Présidentielle tchadienne : le camp Masra dénonce des "menaces et violences graves"

Le Premier ministre tchadien Succès Masra.

Le parti du Premier ministre tchadien Succès Masra, candidat à la présidentielle de lundi, a dénoncé mercredi des "violences et menaces graves" contre son chef et ses partisans ainsi que des fraudes, appelant "le peuple" à "défendre sa volonté exprimée dans les urnes".

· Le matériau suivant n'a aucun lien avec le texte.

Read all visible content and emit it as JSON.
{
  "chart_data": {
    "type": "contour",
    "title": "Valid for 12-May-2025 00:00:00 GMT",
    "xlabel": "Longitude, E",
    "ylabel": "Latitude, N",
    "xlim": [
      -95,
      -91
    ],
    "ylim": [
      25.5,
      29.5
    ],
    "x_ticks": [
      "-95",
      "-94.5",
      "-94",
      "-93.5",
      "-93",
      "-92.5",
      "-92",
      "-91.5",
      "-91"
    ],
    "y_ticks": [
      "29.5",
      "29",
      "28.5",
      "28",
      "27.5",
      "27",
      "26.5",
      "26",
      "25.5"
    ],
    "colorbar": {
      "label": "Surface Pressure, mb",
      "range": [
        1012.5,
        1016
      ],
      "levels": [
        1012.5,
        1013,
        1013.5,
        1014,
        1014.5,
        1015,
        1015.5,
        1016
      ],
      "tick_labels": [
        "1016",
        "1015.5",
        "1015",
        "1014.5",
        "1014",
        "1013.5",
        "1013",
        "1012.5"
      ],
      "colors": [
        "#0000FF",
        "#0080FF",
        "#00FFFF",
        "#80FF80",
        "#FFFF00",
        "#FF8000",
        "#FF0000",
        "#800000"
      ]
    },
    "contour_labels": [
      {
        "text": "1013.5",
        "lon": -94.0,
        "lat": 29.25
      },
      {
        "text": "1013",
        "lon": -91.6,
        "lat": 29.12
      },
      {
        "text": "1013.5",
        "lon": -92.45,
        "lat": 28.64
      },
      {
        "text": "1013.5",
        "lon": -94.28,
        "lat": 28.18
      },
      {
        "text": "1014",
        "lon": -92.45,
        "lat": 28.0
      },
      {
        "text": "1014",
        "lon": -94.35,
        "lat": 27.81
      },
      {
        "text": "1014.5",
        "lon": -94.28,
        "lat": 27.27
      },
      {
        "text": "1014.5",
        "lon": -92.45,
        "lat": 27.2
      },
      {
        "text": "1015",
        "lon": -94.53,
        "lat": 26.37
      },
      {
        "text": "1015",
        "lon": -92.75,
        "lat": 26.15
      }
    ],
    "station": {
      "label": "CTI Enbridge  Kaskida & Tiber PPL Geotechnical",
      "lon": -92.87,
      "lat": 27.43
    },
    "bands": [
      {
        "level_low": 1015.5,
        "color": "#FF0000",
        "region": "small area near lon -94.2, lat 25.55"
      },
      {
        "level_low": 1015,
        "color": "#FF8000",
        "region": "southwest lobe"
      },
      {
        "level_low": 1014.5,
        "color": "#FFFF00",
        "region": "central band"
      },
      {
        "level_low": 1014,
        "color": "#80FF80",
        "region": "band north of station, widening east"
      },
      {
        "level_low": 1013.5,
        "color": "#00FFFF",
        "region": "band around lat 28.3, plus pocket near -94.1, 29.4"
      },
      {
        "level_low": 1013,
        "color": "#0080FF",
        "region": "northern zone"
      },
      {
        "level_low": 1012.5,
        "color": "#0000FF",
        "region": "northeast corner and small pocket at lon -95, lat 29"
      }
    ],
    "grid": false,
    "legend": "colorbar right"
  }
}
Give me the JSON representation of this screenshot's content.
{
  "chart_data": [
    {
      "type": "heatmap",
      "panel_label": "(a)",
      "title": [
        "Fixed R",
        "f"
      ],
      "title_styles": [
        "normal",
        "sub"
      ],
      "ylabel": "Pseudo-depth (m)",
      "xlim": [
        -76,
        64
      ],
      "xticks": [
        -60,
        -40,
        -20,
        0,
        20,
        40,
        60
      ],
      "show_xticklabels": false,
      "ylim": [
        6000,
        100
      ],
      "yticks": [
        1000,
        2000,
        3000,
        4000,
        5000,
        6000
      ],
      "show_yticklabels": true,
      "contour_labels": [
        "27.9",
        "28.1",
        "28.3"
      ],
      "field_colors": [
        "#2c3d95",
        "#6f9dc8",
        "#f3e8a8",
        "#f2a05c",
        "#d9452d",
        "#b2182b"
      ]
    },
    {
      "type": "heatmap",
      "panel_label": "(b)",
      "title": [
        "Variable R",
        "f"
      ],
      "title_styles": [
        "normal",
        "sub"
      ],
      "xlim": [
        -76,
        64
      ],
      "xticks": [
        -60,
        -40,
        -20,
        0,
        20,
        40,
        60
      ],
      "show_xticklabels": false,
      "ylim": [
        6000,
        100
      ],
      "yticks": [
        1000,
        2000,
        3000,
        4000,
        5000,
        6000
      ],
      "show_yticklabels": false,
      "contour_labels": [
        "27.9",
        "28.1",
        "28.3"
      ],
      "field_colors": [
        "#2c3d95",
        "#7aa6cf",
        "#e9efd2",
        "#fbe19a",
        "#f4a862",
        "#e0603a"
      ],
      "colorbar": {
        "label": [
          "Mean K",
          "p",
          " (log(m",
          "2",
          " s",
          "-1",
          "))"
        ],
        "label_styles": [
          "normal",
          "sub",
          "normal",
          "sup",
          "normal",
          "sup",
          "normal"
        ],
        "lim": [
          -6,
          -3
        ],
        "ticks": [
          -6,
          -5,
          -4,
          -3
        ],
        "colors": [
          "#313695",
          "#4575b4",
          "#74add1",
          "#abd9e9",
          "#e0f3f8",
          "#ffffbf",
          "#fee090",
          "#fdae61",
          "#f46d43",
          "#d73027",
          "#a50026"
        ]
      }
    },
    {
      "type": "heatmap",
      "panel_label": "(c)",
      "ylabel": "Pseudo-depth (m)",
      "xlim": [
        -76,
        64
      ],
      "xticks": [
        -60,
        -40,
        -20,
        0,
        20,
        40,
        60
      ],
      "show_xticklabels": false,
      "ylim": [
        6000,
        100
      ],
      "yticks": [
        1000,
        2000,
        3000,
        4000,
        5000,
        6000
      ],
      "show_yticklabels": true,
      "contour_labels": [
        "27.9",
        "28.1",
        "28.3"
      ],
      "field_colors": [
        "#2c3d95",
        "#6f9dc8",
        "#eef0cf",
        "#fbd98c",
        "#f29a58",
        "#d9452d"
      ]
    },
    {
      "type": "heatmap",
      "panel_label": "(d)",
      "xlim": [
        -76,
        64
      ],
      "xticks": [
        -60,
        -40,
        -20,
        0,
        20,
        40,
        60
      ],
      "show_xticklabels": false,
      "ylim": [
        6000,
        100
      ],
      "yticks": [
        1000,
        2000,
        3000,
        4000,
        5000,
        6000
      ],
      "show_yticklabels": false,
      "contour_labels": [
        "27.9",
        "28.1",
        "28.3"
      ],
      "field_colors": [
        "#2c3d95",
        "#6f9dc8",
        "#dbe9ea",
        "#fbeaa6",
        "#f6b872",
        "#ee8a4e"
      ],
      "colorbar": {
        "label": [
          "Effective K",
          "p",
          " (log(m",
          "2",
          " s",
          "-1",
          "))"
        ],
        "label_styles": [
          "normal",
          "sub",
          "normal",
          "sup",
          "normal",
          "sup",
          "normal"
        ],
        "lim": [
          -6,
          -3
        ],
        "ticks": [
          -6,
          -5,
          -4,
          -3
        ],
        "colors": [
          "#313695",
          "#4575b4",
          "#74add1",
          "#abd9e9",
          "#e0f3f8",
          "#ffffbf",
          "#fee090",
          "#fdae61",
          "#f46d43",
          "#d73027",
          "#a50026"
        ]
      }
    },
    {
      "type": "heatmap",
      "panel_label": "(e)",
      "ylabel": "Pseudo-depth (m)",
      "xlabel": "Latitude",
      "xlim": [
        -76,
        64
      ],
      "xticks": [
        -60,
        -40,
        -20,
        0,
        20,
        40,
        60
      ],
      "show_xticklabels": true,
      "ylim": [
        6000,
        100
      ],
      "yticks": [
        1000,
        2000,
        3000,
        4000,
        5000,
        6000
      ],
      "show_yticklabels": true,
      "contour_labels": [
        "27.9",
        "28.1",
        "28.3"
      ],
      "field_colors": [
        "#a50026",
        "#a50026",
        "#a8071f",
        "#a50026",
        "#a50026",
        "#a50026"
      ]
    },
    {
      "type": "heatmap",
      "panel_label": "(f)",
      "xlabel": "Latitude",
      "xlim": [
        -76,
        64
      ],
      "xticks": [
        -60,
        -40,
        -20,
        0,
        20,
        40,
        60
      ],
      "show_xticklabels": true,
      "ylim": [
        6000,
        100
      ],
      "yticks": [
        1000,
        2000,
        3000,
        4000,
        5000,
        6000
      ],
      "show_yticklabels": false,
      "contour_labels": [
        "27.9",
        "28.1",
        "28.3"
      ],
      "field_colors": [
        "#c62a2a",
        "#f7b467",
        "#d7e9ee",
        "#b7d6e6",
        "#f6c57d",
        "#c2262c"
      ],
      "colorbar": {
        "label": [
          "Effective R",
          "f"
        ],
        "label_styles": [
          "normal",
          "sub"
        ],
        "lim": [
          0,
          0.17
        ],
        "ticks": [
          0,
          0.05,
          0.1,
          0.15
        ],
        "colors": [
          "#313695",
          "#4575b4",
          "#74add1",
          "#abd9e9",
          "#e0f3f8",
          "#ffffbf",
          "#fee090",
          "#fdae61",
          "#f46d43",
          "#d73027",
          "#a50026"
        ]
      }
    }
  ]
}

M. Masra, 40 ans, ancien farouche opposant rallié au pouvoir militaire, est candidat contre le président de transition, et chef de la junte depuis trois ans, le général Mahamat Idriss Déby Itno, qui l'a nommé Premier ministre le 1er janvier.
.

Your browser doesn’t support HTML5

Focus Sahel, épisode 56 : la présidentielle au Tchad


L'opposition, violemment réprimée et dont les principales figures ont été évincées de la course à la présidence, considère Masra comme un "traître", candidat pour donner un "vernis démocratique" à un scrutin "joué d'avance" pour Déby. Mais, en rassemblant des foules considérables durant sa campagne, le Premier ministre est apparu finalement comme un rival pouvant inquiéter le général, au moins le pousser à un second tour, prévu le 22 juin.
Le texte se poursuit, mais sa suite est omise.